Рудник встретил его тем, чем встречает всякое место, откуда только что ушла война: не развалинами даже, а обглоданностью. Столбы без проводов. Копёр, взорванный и упавший внутрь, лёг поперёк устья ствола ржавой грудой. Барак с одной живой половиной. Снег, серый от угольной пыли и нетоптаный — некому топтать. И тишина, неправильная для рудника, который должен гудеть, а стоял немой, как остановившееся сердце.
У ствола его ждал местный начальник, суетливый и напуганный приездом, которого Волков сразу отодвинул глазами в сторону. Рядом, чуть поодаль, держались люди Власика — не жались к Верховному, но и не выпускали из кольца ни его, ни чёрное устье, ни немногих работных, что были при руднике. А у самой закраины стоял тот, ради кого стоило смотреть, — немолодой, костистый, в замасленной телогрейке поверх ватника, с лицом человека, который тут не встречает, а работает. Этого Волков рассмотрел.
— Вы кто? — спросил он, минуя начальника.
— Костромин. Инженер. Откачник. Меня прислали поднимать эту шахту, товарищ Сталин.
Он назвал себя ровно, без той оторопи, что напала на местного, — не оттого что не понял, кто перед ним, а оттого что понял, но был из породы, у которой работа заслоняет и страх, и почтение: спросили — отвечает, а кто спросил, разберётся потом.
— Поднимать, — повторил Волков. — Ну так покажите, что поднимать. Не рассказывайте — покажите.
Костромин посмотрел на него — коротко, оценивающе, как смотрит мастер, прикидывая, поймёт ли начальник, если показать по-настоящему, или ему нужно, чтоб покивали и отпустили, — и, видно, решил, что этот поймёт.
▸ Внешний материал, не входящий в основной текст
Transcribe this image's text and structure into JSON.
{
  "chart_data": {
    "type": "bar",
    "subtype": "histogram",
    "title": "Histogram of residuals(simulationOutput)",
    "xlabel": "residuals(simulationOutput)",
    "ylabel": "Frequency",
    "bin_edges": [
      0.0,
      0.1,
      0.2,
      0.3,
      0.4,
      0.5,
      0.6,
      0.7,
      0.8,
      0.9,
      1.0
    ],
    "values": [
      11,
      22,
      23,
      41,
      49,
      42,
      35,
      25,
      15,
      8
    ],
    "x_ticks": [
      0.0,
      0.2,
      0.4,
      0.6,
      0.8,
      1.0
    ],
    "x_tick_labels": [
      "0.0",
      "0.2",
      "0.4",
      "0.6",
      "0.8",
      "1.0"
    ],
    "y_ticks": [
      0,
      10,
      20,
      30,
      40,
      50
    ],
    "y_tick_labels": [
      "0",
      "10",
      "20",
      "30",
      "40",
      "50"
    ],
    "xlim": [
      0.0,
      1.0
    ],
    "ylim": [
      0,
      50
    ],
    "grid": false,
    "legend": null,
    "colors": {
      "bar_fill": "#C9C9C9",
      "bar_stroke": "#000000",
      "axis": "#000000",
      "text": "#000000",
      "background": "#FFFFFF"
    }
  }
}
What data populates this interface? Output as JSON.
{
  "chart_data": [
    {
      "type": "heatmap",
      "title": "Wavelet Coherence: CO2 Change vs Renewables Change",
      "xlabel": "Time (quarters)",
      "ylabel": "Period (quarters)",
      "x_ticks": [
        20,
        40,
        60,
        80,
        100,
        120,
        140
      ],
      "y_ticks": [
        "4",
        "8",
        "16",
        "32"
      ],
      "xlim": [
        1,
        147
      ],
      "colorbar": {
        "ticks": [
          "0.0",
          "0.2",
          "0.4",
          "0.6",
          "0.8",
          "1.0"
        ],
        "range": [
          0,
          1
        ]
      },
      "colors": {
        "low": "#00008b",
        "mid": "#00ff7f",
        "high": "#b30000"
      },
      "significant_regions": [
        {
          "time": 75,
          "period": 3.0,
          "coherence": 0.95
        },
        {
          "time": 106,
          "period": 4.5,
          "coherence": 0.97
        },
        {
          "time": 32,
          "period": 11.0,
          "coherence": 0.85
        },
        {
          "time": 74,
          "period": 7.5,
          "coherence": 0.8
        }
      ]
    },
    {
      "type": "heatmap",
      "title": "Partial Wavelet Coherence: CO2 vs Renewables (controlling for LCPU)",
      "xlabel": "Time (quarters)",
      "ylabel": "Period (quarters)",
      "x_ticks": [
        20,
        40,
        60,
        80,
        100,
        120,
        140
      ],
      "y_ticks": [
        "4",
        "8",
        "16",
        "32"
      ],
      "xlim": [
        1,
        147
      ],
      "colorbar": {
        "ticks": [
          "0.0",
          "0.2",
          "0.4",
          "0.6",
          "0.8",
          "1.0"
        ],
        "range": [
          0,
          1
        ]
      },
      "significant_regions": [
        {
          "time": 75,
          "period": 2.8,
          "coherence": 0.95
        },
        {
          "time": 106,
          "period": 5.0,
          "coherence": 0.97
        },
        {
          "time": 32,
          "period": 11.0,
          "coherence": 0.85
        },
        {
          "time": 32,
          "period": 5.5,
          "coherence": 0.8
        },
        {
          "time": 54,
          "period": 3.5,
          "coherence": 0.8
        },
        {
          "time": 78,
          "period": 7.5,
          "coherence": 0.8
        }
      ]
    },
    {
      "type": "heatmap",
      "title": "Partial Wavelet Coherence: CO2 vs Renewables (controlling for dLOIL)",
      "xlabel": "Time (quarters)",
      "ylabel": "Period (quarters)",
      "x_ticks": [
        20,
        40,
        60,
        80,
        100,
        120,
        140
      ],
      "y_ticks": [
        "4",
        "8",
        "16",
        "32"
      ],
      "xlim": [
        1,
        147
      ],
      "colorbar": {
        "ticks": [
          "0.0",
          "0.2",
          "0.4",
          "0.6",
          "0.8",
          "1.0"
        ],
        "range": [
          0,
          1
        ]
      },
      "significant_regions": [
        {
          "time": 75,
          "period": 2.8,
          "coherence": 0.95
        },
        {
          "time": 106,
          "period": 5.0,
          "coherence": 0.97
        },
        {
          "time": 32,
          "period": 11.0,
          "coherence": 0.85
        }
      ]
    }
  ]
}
Он подвёл Волкова к самому устью, к бетонной закраине, у которой громоздился упавший копёр, и показал вниз, в узкую чёрную щель, оставшуюся между обломками.
— Слушайте, товарищ Сталин.
И крикнул в ствол — коротко, резко, одно слово. Волков ждал эха, гулкого, как в колодце глубиной в дом. Эха не было. Был короткий, глухой, сытый звук — голос ушёл вниз, ударился обо что-то близко и вернулся мокрым, придушенным.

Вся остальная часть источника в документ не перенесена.